— От которого еще дорогими духами разило? — говорю.
— Не забыл… Да, дорого достались нам эти оберсты…
На следующий день, после работы, я снова побежал в больницу, недалеко, всего километра три.
Шура осунулся весь, стал жестче, мрачнее от непроходящей ни на минуту боли.
— Чудной сон я видел нынче ночью, Федя, — проговорил он. — Будто опять у Сысолы сижу я… На вечерней зорьке. Ну, как с тобой недавно сидели-рыбачили… Только теперь-то вроде один я. Потом, гляжу — с неба, где солнышко садится, кто-то будто начал спускаться ко мне… И будто девушка это… Лицом на Лизу похожа.
Шура вдруг замолчал, не решаясь, видимо, рассказывать дальше последний свой сон. Потом вдруг вздохнул тяжко, сказал:
— Завтра вот операцию сделают. Больное место вырежут и выбросят к чертям собачьим. Мы с тобой, Федя, еще поживем!..

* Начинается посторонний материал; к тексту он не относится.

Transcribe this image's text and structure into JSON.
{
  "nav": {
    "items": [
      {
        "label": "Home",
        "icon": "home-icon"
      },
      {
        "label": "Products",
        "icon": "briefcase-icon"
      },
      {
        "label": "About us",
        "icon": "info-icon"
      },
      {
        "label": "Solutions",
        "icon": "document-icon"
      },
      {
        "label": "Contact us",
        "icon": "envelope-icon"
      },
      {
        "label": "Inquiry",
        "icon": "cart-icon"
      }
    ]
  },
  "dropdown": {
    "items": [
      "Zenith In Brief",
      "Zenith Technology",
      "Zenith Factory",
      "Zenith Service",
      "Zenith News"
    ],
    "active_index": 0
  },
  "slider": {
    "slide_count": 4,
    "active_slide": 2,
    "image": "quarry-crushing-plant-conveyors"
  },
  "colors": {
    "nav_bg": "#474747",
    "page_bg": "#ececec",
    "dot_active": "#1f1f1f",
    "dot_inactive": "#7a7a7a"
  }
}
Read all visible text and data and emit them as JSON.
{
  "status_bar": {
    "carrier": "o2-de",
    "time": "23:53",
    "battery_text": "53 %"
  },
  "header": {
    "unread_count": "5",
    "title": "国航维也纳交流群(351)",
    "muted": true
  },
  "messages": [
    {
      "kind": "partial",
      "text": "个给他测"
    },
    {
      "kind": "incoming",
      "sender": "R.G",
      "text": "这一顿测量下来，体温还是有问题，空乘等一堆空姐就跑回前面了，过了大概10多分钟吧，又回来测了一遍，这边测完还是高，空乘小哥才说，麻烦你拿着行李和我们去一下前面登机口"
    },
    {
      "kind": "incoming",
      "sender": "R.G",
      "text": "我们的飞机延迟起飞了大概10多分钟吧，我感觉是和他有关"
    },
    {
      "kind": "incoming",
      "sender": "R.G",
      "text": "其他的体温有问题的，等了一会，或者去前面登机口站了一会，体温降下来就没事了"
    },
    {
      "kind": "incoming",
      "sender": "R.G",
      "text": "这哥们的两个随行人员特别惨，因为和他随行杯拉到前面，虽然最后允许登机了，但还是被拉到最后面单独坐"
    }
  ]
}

Пришла медсестра, сделала ему очередной укол.
— Ну, беги, Федя, домой… — сказал Шура, снова открывая глаза и пожимая мою руку ослабевшей своей рукой. — Да веселее гляди, чего скис, мушкетер! Завтра вечером приходи.

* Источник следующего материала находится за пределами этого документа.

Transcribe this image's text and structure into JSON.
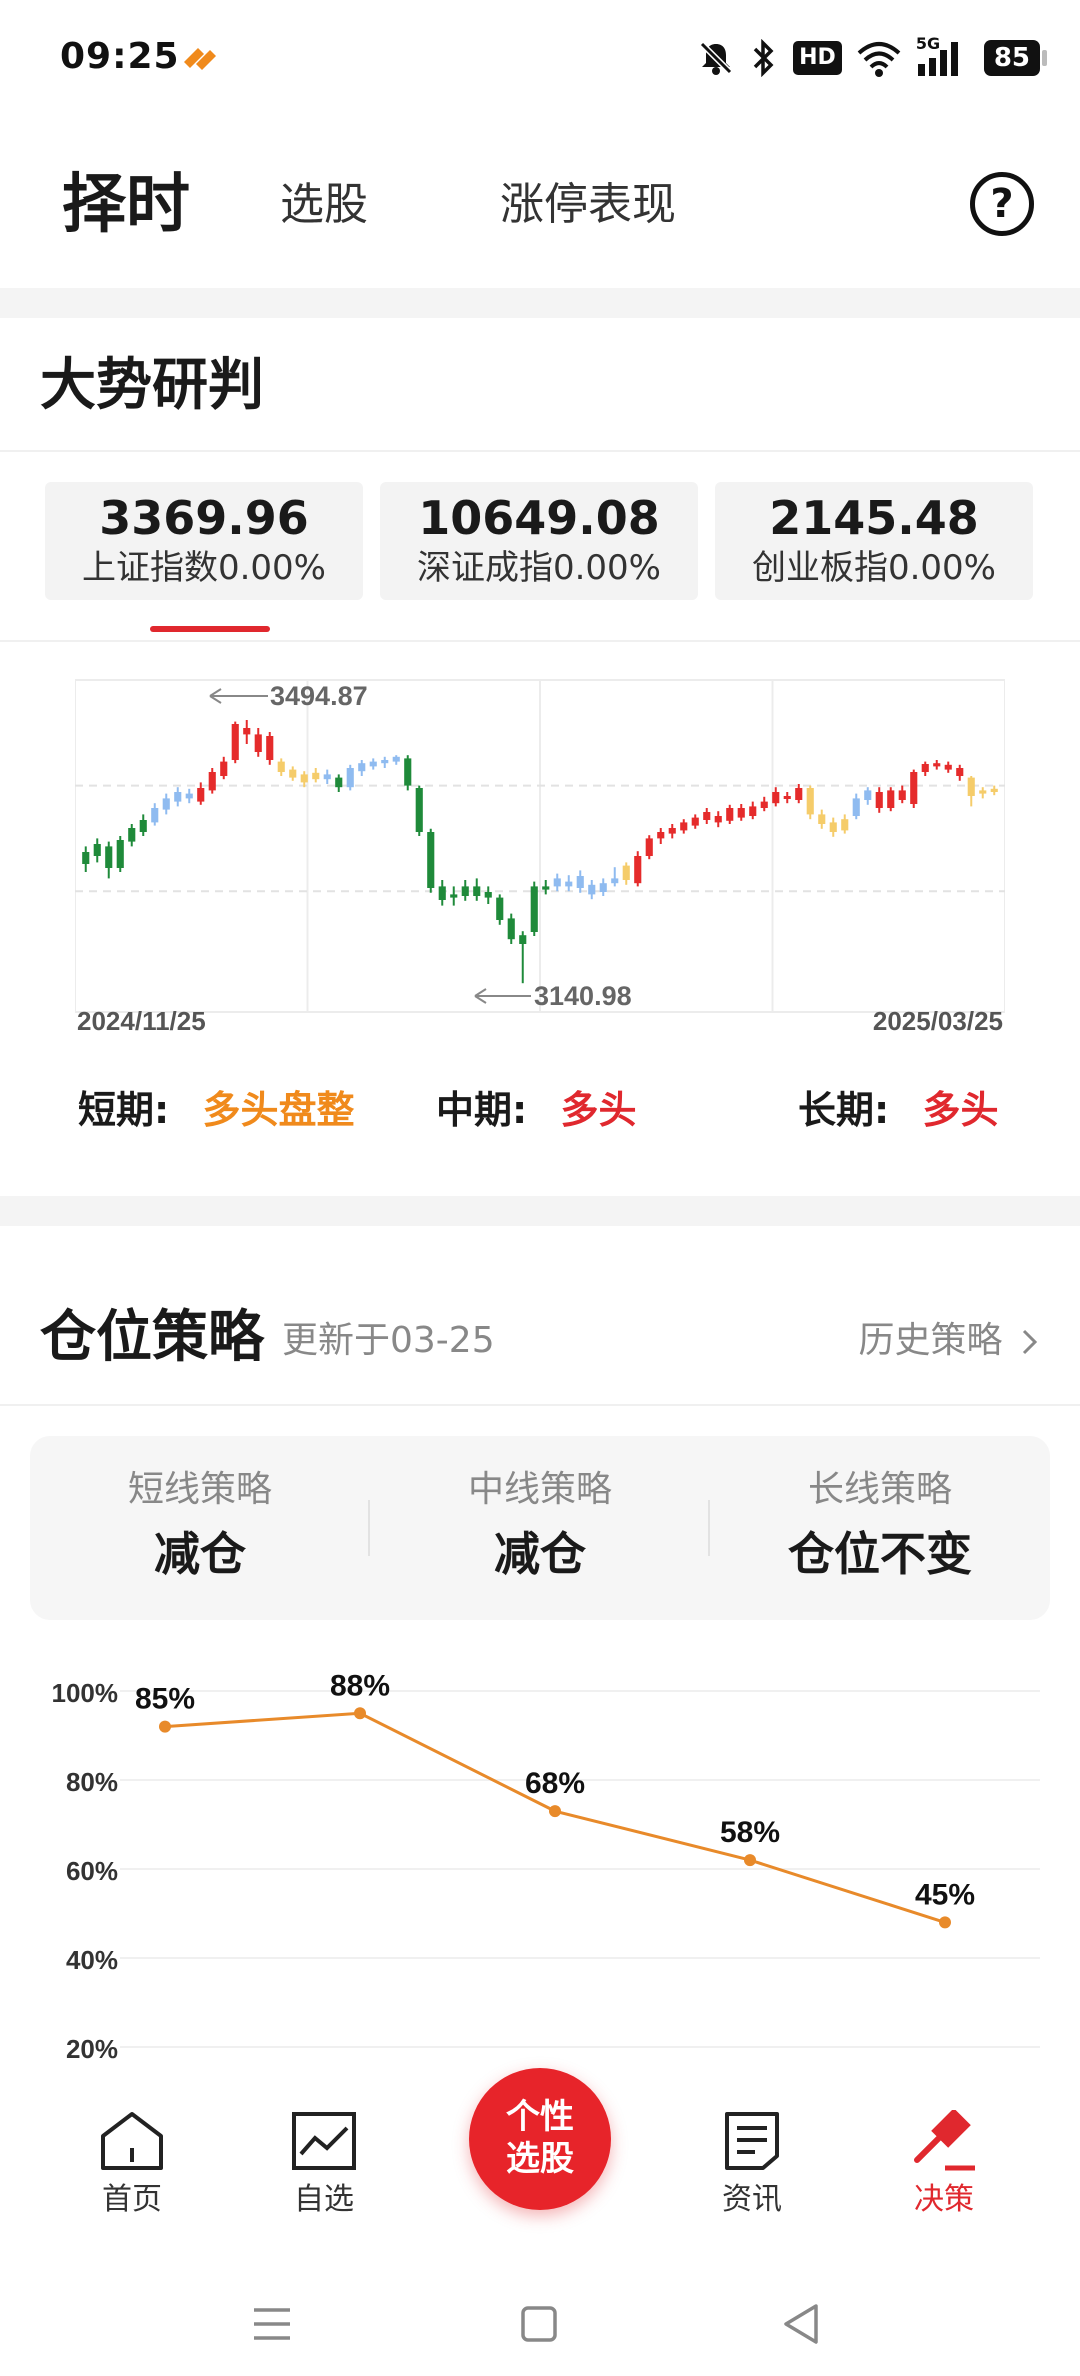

А у меня так и брызнули слезы. Я едва не взвыл в этой палате, пропитанной горьким запахом лекарств. Потом я, ничего внятного так и не сказав, вышел.

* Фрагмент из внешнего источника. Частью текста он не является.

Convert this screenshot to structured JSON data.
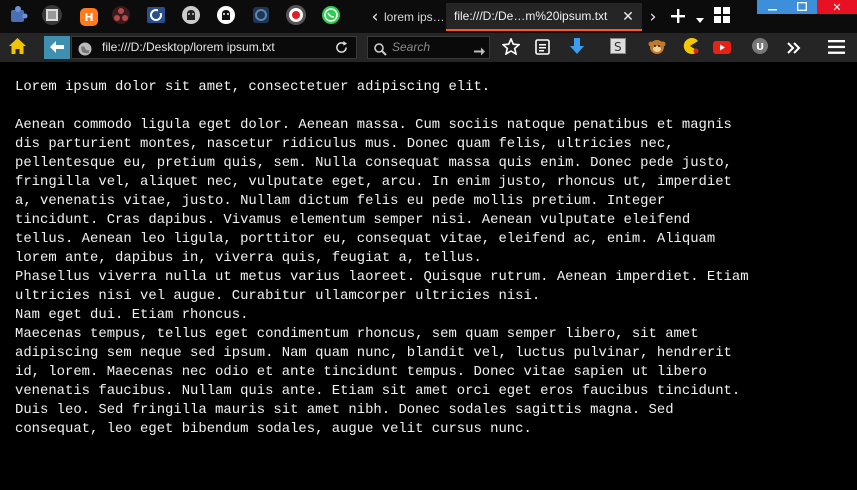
{
  "tabs": {
    "pinned": [
      {
        "icon": "puzzle-icon",
        "color": "#4a6fb5"
      },
      {
        "icon": "frame-icon",
        "color": "#c8c8c8"
      },
      {
        "icon": "hemlock-h-icon",
        "color": "#ff7a1a",
        "glyph": "H"
      },
      {
        "icon": "triangle-dots-icon",
        "color": "#b24a4a"
      },
      {
        "icon": "refresh-page-icon",
        "color": "#3b7bd6"
      },
      {
        "icon": "github-icon",
        "color": "#cccccc"
      },
      {
        "icon": "github-icon",
        "color": "#ffffff"
      },
      {
        "icon": "box-icon",
        "color": "#5a86b8"
      },
      {
        "icon": "record-icon",
        "color": "#e02020"
      },
      {
        "icon": "whatsapp-icon",
        "color": "#2ecc52"
      }
    ],
    "inactive_title": "lorem ips…",
    "active_title": "file:///D:/De…m%20ipsum.txt",
    "accent": "#ff5a24"
  },
  "nav": {
    "url": "file:///D:/Desktop/lorem ipsum.txt",
    "search_placeholder": "Search"
  },
  "document": {
    "text": "Lorem ipsum dolor sit amet, consectetuer adipiscing elit.\n\nAenean commodo ligula eget dolor. Aenean massa. Cum sociis natoque penatibus et magnis\ndis parturient montes, nascetur ridiculus mus. Donec quam felis, ultricies nec,\npellentesque eu, pretium quis, sem. Nulla consequat massa quis enim. Donec pede justo,\nfringilla vel, aliquet nec, vulputate eget, arcu. In enim justo, rhoncus ut, imperdiet\na, venenatis vitae, justo. Nullam dictum felis eu pede mollis pretium. Integer\ntincidunt. Cras dapibus. Vivamus elementum semper nisi. Aenean vulputate eleifend\ntellus. Aenean leo ligula, porttitor eu, consequat vitae, eleifend ac, enim. Aliquam\nlorem ante, dapibus in, viverra quis, feugiat a, tellus.\nPhasellus viverra nulla ut metus varius laoreet. Quisque rutrum. Aenean imperdiet. Etiam\nultricies nisi vel augue. Curabitur ullamcorper ultricies nisi.\nNam eget dui. Etiam rhoncus.\nMaecenas tempus, tellus eget condimentum rhoncus, sem quam semper libero, sit amet\nadipiscing sem neque sed ipsum. Nam quam nunc, blandit vel, luctus pulvinar, hendrerit\nid, lorem. Maecenas nec odio et ante tincidunt tempus. Donec vitae sapien ut libero\nvenenatis faucibus. Nullam quis ante. Etiam sit amet orci eget eros faucibus tincidunt.\nDuis leo. Sed fringilla mauris sit amet nibh. Donec sodales sagittis magna. Sed\nconsequat, leo eget bibendum sodales, augue velit cursus nunc."
  },
  "colors": {
    "window_controls": "#3c8fd8",
    "close_button": "#e81123",
    "tab_strip": "#0c0c0c",
    "toolbar": "#252525",
    "page_background": "#000000",
    "text": "#f2f2f2"
  }
}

А назавтра Шуры Рубакина не стало.
После работы мы вчетвером — Зина, я, Андрей и дядя Капит — отправились проведать Шуру. Захватили с собой все вкусное, что только нашлось на караванке. Мол, у него, после операции-то, добрый аппетит проснется, пусть скорее набирает силу.
Но Шура Рубакин лежал уже в морге. Меня пустили туда. Да, это он, Шура, на длинном столе, до подбородка покрытый белой простыней. Я, будто в кошмарном сне, напуганный, разбитый смотрю на него, смотрю, смотрю… И не смею приблизиться. Шага шагнуть не смею. Ноги будто свинцом налились. Смотрю, смотрю, смотрю… Лицо у Шуры вроде бы разгладилось… Будто помолодело. Вчера не такое было. А сегодня смягчилось. Видно, боль-то отпустила…
Что-то шепчет дядя Капит.
Да в самом деле, что ли, уж нету Шуры?!
У меня помутилось в душе, в глазах потемнело. Зашатался я… Выбросился на улицу. На свет. Солнечная осень. Еловые аллейки тихо поют о чем-то своем. Березовый лист шуршит под ногой. И тут полились слезы… Ручьем пошли Будто прорвалась какая-то запруда. Я запрятался в самый отдаленный угол больничного большого палисадника и без всякого сопротивления, весь, сколько меня было, отдался этим слезам.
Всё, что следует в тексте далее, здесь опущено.